Best known for her powerful emotionally charged sculptures, steel cage installations and fabric figures, her prolific output grew increasingly expressive throughout her career.
This French-American artist’s work, whether in sculpture, drawing or printmaking, always maintained strong autobiographical themes, cantering on her own obsessions and vulnerabilities – loneliness, insecurity, anger, sadness, desire. After many years focusing primarily on sculpture, Bourgeois returned to printmaking during the latter years of her life – from the 1980s until her death in 2010. The two series in this exhibition were made whilst she was in her eighties.
Autobiographical Series (1994) captures some of her deepest thoughts and memories, whilst the set of 11 drypoints (all from 1999) brings these anxieties into more abstract territory.
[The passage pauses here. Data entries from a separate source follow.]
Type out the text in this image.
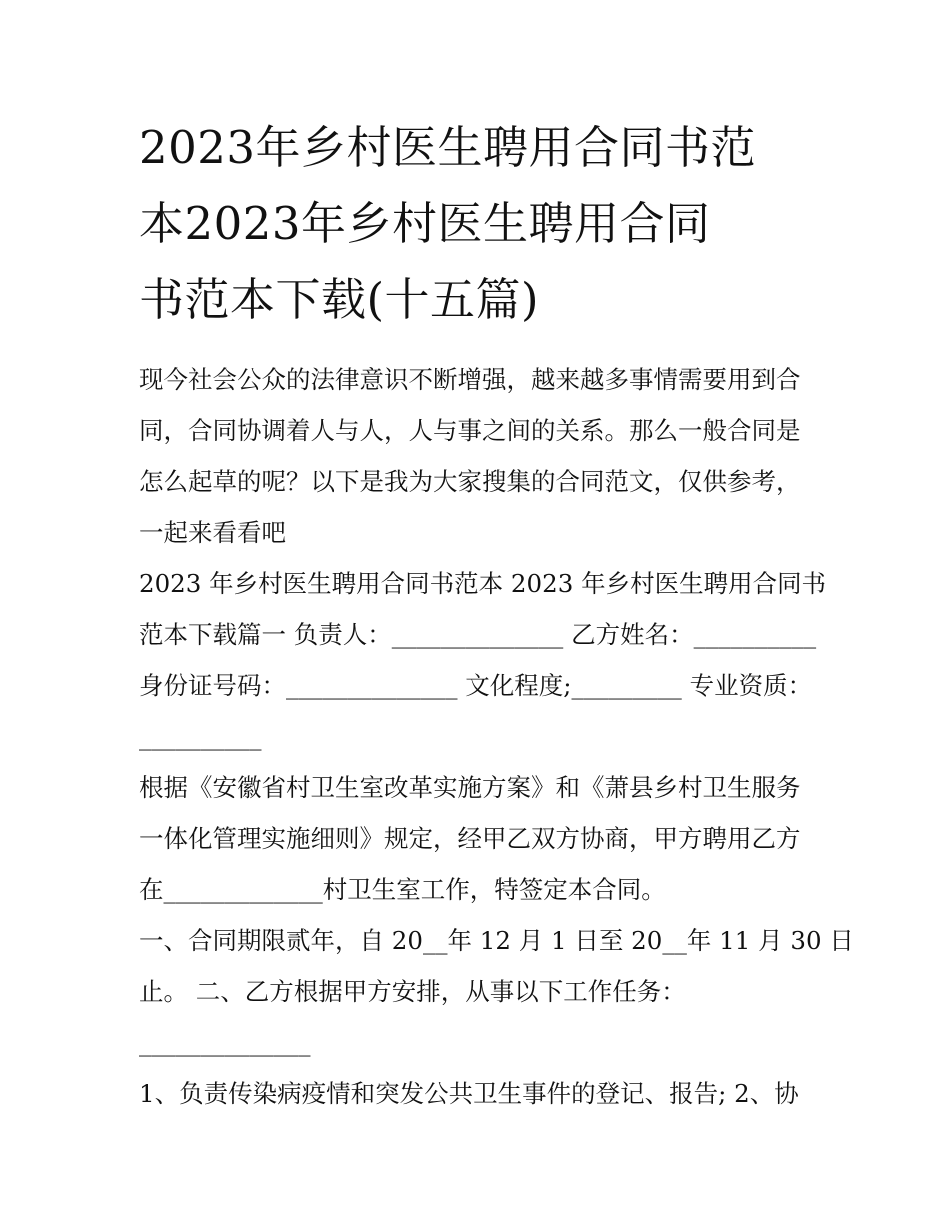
2023年乡村医生聘用合同书范
本2023年乡村医生聘用合同
书范本下载(十五篇)
现今社会公众的法律意识不断增强，越来越多事情需要用到合
同，合同协调着人与人，人与事之间的关系。那么一般合同是
怎么起草的呢？以下是我为大家搜集的合同范文，仅供参考，
一起来看看吧
2023 年乡村医生聘用合同书范本 2023 年乡村医生聘用合同书
范本下载篇一 负责人：______________ 乙方姓名：__________
身份证号码：______________ 文化程度;_________ 专业资质：
__________
根据《安徽省村卫生室改革实施方案》和《萧县乡村卫生服务
一体化管理实施细则》规定，经甲乙双方协商，甲方聘用乙方
在_____________村卫生室工作，特签定本合同。
一、合同期限贰年，自 20__年 12 月 1 日至 20__年 11 月 30 日
止。 二、乙方根据甲方安排，从事以下工作任务：
______________
1、负责传染病疫情和突发公共卫生事件的登记、报告; 2、协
Featuring familiar motifs, from the pregnant woman to the cat, the prints in these two series are clearly inspired by her obsessions with the human condition. Womb-like figures, stairs and ladders, feet, long hair, clocks, scissors, bathtubs and a pregnant mosquito all contain charged references to memory, with such titles as ‘Empty Nest’, ‘Paternity’, ‘Please Hang in There’ and ‘Mother and Child’.
The print entitled ‘Fear’, as part of 11 drypoints, for example, shows a person crouched inside a triangle that is slowly squeezing her into a tight space. The memory of her mother sewing – the Bourgeois family ran a successful tapestry company – is evoked in ‘Sewing’, in the Autobiographical Series.
Bourgeois enjoyed the sculptural, tactile and physical process of printmaking. This medium gave her the ability to make many changes over the course of an edition, experimenting with the depth of transparency with certain elements of her drawings, which typically resulted in a number of different states until she was satisfied. The possibilities of retaining parts of her original drawings whilst amending others was something that she felt was not available to her in painting or sculpture. She said ‘the whole history of the creative process is there’.